The number of women working as health or public health professionals in Cambodia is so disproportional compared to men, with a ratio of almost 1 to 10. This disproportion gets larger in higher positions with bigger decision and policy making roles. Having witnessed a female colleague of mine having to stand up in the crowd of male colleagues presenting and defending her ideas at a high-level policymaking meeting, it both gave me chills and a sense of unease. Chills to have seen her composed and eloquent speech in the face of patriarchy in both the public health sector and workplace environment of Cambodia, and a sense to unease to see how women are unequally represented in Cambodia’s public health sector.
That was what inspired me to take time off from work to go on pursuing a master’s degree of Global Health.

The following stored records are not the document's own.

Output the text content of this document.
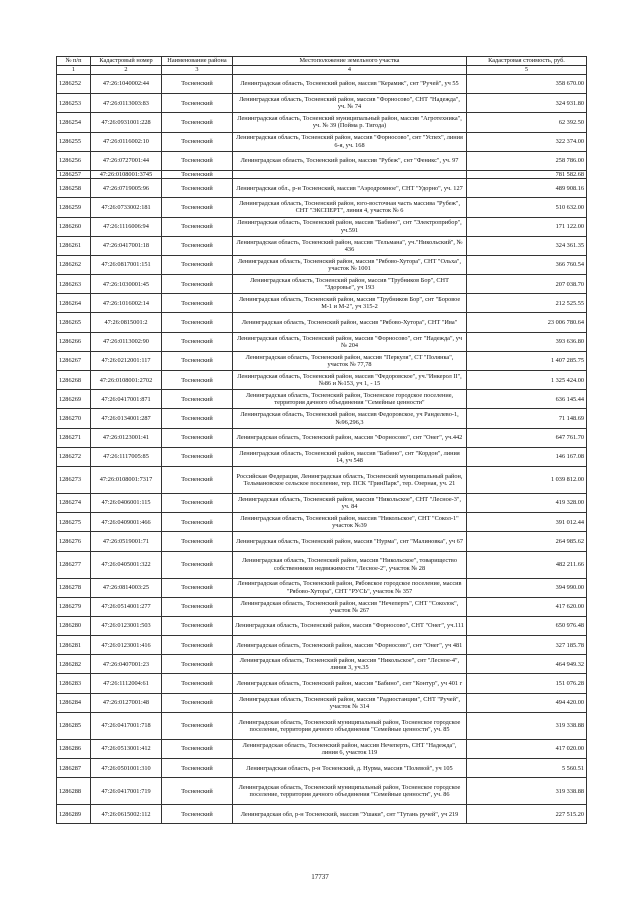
№ п/п	Кадастровый номер	Наименование района	Местоположение земельного участка	Кадастровая стоимость, руб.
1	2	3	4	5
1286252	47:26:1040002:44	Тосненский	Ленинградская область, Тосненский район, массив "Керамик", снт "Ручей", уч 55	358 670.00
1286253	47:26:0113003:83	Тосненский	Ленинградская область, Тосненский район, массив "Форносово", СНТ "Надежда", уч. № 74	324 931.80
1286254	47:26:0931001:228	Тосненский	Ленинградская область, Тосненский муниципальный район, массив "Агротехника", уч. № 39 (Пойма р. Тигода)	62 392.50
1286255	47:26:0116002:10	Тосненский	Ленинградская область, Тосненский район, массив "Форносово", снт "Успех", линия 6-я, уч. 168	322 374.00
1286256	47:26:0727001:44	Тосненский	Ленинградская область, Тосненский район, массив "Рубеж", снт "Феникс", уч. 97	258 786.00
1286257	47:26:0108001:3745	Тосненский		781 582.68
1286258	47:26:0719005:96	Тосненский	Ленинградская обл., р-н Тосненский, массив "Аэродромное", СНТ "Удорно", уч. 127	489 908.16
1286259	47:26:0733002:181	Тосненский	Ленинградская область, Тосненский район, юго-восточная часть массива "Рубеж", СНТ "ЭКСПЕРТ", линия 4, участок № 6	510 632.00
1286260	47:26:1116006:94	Тосненский	Ленинградская область, Тосненский район, массив "Бабино", снт "Электроприбор", уч.591	171 122.00
1286261	47:26:0417001:18	Тосненский	Ленинградская область, Тосненский район, массив "Тельмана", уч."Никольский", № 436	324 361.35
1286262	47:26:0817001:151	Тосненский	Ленинградская область, Тосненский район, массив "Рябово-Хутора", СНТ "Ольха", участок № 1001	366 760.54
1286263	47:26:1030001:45	Тосненский	Ленинградская область, Тосненский район, массив "Трубников Бор", СНТ "Здоровье", уч 193	207 038.70
1286264	47:26:1016002:14	Тосненский	Ленинградская область, Тосненский район, массив "Трубников Бор", снт "Боровое М-1 и М-2", уч 315-2	212 525.55
1286265	47:26:0815001:2	Тосненский	Ленинградская область, Тосненский район, массив "Рябово-Хутора", СНТ "Ива"	23 006 780.64
1286266	47:26:0113002:90	Тосненский	Ленинградская область, Тосненский район, массив "Форносово", снт "Надежда", уч № 204	393 636.80
1286267	47:26:0212001:117	Тосненский	Ленинградская область, Тосненский район, массив "Перкуля", СТ "Полянка", участок № 77,78	1 407 285.75
1286268	47:26:0108001:2702	Тосненский	Ленинградская область, Тосненский район, массив "Федоровское", уч."Инкерол II", №86 и №153, уч 1, - 15	1 325 424.00
1286269	47:26:0417001:871	Тосненский	Ленинградская область, Тосненский район, Тосненское городское поселение, территория дачного объединения "Семейные ценности"	636 145.44
1286270	47:26:0134001:287	Тосненский	Ленинградская область, Тосненский район, массив Федоровское, уч Ранделево-1, №96,296,3	71 148.69
1286271	47:26:0123001:41	Тосненский	Ленинградская область, Тосненский район, массив "Форносово", снт "Онег", уч.442	647 761.70
1286272	47:26:1117005:85	Тосненский	Ленинградская область, Тосненский район, массив "Бабино", снт "Кордон", линия 14, уч 548	146 167.08
1286273	47:26:0108001:7317	Тосненский	Российская Федерация, Ленинградская область, Тосненский муниципальный район, Тельмановское сельское поселение, тер. ПСК "ГринПарк", тер. Озерная, уч. 21	1 039 812.00
1286274	47:26:0406001:115	Тосненский	Ленинградская область, Тосненский район, массив "Никольское", СНТ "Лесное-3", уч. 84	419 328.00
1286275	47:26:0409001:466	Тосненский	Ленинградская область, Тосненский район, массив "Никольское", СНТ "Сокол-1" участок №39	391 012.44
1286276	47:26:0519001:71	Тосненский	Ленинградская область, Тосненский район, массив "Нурма", снт "Малиновка", уч 67	264 985.62
1286277	47:26:0405001:322	Тосненский	Ленинградская область, Тосненский район, массив "Никольское", товарищество собственников недвижимости "Лесное-2", участок № 28	482 211.66
1286278	47:26:0814003:25	Тосненский	Ленинградская область, Тосненский район, Рябовское городское поселение, массив "Рябово-Хутора", СНТ "РУСЬ", участок № 357	394 990.00
1286279	47:26:0514001:277	Тосненский	Ленинградская область, Тосненский район, массив "Нечеперть", СНТ "Соколок", участок № 267	417 620.00
1286280	47:26:0123001:503	Тосненский	Ленинградская область, Тосненский район, массив "Форносово", СНТ "Онег", уч.111	650 976.48
1286281	47:26:0123001:416	Тосненский	Ленинградская область, Тосненский район, массив "Форносово", снт "Онег", уч 481	327 185.78
1286282	47:26:0407001:23	Тосненский	Ленинградская область, Тосненский район, массив "Никольское", снт "Лесное-4", линия 3, уч.35	464 949.32
1286283	47:26:1112004:61	Тосненский	Ленинградская область, Тосненский район, массив "Бабино", снт "Контур", уч 401 г	151 076.28
1286284	47:26:0127001:48	Тосненский	Ленинградская область, Тосненский район, массив "Радиостанции", СНТ "Ручей", участок № 314	494 420.00
1286285	47:26:0417001:718	Тосненский	Ленинградская область, Тосненский муниципальный район, Тосненское городское поселение, территория дачного объединения "Семейные ценности", уч. 85	319 338.88
1286286	47:26:0513001:412	Тосненский	Ленинградская область, Тосненский район, массив Нечеперть, СНТ "Надежда", линия 6, участок 119	417 020.00
1286287	47:26:0501001:310	Тосненский	Ленинградская область, р-н Тосненский, д. Нурма, массив "Полевой", уч 105	5 560.51
1286288	47:26:0417001:719	Тосненский	Ленинградская область, Тосненский муниципальный район, Тосненское городское поселение, территория дачного объединения "Семейные ценности", уч. 86	319 338.88
1286289	47:26:0615002:112	Тосненский	Ленинградская обл, р-н Тосненский, массив "Ушаки", снт "Тутань ручей", уч 219	227 515.20
17737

That in combination with the fact that I have spent most of my childhood at a public hospital in Cambodia where my mom is working as a midwife witnessing how suboptimal and unequal our health care access is for people across different socioeconomic groups.
How does your work contribute to the field and/or the overall health and wellbeing of the community?
The Oxygen program that I’m working on is a part of the COVID-19 response grant for low and middle income countries from the Bill and Melinda Gates Foundation. With oxygen therapy being a life-saving treatment for COVID-19 patients and the lack of equipment to provide oxygen therapy in Cambodia, this program aims to provide technical support to both the Cambodia’s Ministry of Health in procuring oxygen-related commodities and to Cambodia’s health workers at sub-national level in maintaining and operating these equipment to provide oxygen therapy to patients.
What is a project you would love to get off the ground or a skill you would like to develop, if you had the opportunity?
This Oxygen program is the first of its kind in Cambodia. I would like to see it continue beyond being COVID-19 response plans and to become an embedded program to provide optimal oxygen therapy to neonatal and paediatric care in the whole of Cambodia. With the country’s high burden of respiratory diseases in children, this program can be a part of a bigger solution to providing access to essential but under-used therapy of oxygen. I hope to be a part of a team which can support this project to go on beyond its external-funding life and to assist the Cambodian government to take on its ownership and embed it in its national paediatric program.
What are your loves outside of work?
My personal hobby is writing blog posts with a particular focus on women empowerment in the context of Cambodia and Southeast East Asia. You can read from my personal blog Window to My Thoughts
What is one piece of advice you could pass onto others following their own career in the health and medical research sector? One of my favourite mantras in pursuing my personal and professional goals has always been: “Saying yes to opportunities presented even before knowing how. The dots will eventually connect themselves looking backwards.”